SZDD Format Guide

Purpose

This guide provides comprehensive documentation for working with Microsoft SZDD (Single-file LZSS) compressed files using Cabriolet. SZDD is Microsoft’s simple compression format used primarily in MS-DOS and early Windows for compressing individual files.

Concepts

What is an SZDD File?

SZDD files are Microsoft’s single-file compression format used extensively in:

  • MS-DOS file compression (COMPRESS.EXE)

  • MS-DOS file expansion (EXPAND.EXE)

  • Windows 9x installation files

  • System file distribution

  • Compressed executables and DLLs

The format is characterized by its simple structure and use of LZSS compression.

SZDD File Structure

An SZDD file has a simple structure:

┌─────────────────────────┐
│   SZDD Header           │  Signature and metadata (14 bytes)
│   - Signature: "SZDD"   │
│   - Format version      │
│   - Missing character   │
│   - Uncompressed size   │
├─────────────────────────┤
│   Compressed Data       │  LZSS compressed content
│                         │
└─────────────────────────┘

SZDD Header: Contains format signature, version, and optional metadata.

Missing Character: A special feature for filename reconstruction (e.g., file.ex_file.exe).

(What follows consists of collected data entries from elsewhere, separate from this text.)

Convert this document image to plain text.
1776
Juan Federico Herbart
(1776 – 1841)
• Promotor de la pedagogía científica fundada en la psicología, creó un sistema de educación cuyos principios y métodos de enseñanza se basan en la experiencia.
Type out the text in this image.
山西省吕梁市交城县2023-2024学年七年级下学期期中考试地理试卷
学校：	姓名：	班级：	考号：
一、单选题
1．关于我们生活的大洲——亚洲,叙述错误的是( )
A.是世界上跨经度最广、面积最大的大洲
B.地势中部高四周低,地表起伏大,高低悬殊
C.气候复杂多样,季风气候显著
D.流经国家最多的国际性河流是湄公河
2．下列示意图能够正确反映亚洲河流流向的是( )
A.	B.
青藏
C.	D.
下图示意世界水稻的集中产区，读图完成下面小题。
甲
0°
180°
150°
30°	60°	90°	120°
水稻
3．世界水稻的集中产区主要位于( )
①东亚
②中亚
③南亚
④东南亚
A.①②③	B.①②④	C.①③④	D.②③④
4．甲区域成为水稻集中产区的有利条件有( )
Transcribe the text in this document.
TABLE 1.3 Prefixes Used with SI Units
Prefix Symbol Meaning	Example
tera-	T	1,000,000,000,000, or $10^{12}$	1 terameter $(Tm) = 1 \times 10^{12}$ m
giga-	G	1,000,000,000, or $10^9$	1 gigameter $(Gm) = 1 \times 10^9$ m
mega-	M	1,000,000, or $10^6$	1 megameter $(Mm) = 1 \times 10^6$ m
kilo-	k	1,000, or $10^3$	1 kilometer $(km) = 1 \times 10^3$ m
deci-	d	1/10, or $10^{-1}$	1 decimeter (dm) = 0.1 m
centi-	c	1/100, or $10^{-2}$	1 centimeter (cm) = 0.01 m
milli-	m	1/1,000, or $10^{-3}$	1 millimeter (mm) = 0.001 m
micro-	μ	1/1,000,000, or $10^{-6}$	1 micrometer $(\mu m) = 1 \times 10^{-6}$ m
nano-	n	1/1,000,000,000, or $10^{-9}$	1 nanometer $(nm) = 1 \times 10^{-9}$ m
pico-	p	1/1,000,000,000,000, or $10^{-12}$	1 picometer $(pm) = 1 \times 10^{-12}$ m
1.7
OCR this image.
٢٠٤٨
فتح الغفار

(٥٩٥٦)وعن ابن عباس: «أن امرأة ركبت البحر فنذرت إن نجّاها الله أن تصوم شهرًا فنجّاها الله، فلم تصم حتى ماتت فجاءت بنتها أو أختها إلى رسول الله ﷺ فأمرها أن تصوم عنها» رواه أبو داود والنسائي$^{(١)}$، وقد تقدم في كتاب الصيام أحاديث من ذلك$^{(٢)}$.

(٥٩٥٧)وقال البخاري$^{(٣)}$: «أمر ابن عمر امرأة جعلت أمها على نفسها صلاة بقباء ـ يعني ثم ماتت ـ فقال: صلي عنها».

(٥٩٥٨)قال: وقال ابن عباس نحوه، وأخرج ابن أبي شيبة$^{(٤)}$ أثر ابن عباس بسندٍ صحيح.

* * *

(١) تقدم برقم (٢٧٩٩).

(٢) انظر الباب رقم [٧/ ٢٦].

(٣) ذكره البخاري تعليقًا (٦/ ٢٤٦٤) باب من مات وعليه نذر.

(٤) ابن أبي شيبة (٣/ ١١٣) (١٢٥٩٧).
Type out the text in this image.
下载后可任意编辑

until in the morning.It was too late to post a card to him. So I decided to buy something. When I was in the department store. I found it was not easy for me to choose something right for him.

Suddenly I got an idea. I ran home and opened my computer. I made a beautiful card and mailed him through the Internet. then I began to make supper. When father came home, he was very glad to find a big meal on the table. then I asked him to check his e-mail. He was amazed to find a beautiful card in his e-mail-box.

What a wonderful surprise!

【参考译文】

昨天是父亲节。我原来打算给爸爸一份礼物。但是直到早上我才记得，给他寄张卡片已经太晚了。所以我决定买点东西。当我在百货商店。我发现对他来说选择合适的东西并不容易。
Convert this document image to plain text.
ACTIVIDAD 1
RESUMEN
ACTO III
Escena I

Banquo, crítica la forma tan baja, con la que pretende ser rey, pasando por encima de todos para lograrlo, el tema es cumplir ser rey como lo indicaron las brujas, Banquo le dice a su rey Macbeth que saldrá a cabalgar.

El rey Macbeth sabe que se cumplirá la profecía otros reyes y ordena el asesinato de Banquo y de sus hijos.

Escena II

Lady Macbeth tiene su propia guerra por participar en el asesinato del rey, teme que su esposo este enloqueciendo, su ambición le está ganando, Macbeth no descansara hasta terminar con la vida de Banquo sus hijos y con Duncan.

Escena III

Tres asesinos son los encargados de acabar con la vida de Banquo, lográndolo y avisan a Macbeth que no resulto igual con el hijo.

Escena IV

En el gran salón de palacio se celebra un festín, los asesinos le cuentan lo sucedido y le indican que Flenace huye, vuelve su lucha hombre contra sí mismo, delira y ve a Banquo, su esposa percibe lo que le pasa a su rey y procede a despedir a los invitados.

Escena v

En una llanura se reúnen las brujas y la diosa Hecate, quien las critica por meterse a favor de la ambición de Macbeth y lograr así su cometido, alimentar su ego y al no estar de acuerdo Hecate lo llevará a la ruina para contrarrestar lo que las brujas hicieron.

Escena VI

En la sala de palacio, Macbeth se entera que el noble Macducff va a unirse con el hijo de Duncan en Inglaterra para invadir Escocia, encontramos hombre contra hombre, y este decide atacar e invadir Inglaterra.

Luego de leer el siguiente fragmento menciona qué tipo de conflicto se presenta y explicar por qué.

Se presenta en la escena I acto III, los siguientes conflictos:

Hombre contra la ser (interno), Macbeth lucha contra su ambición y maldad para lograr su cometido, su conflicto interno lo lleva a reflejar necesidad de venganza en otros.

Compressed Data: LZSS-compressed file content.

Compression Support

SZDD files use LZSS compression exclusively:

  • LZSS MODE_EXPAND - Standard LZSS variant used by EXPAND.EXE

  • Fixed 4096-byte sliding window

  • Simple and fast decompression

For detailed algorithm information, see link:.

Format Variants

SZDD has two format variants:

  • Normal format - Standard SZDD with signature "SZDD"

  • QBasic format - Variant used by QBasic with signature "SZ20"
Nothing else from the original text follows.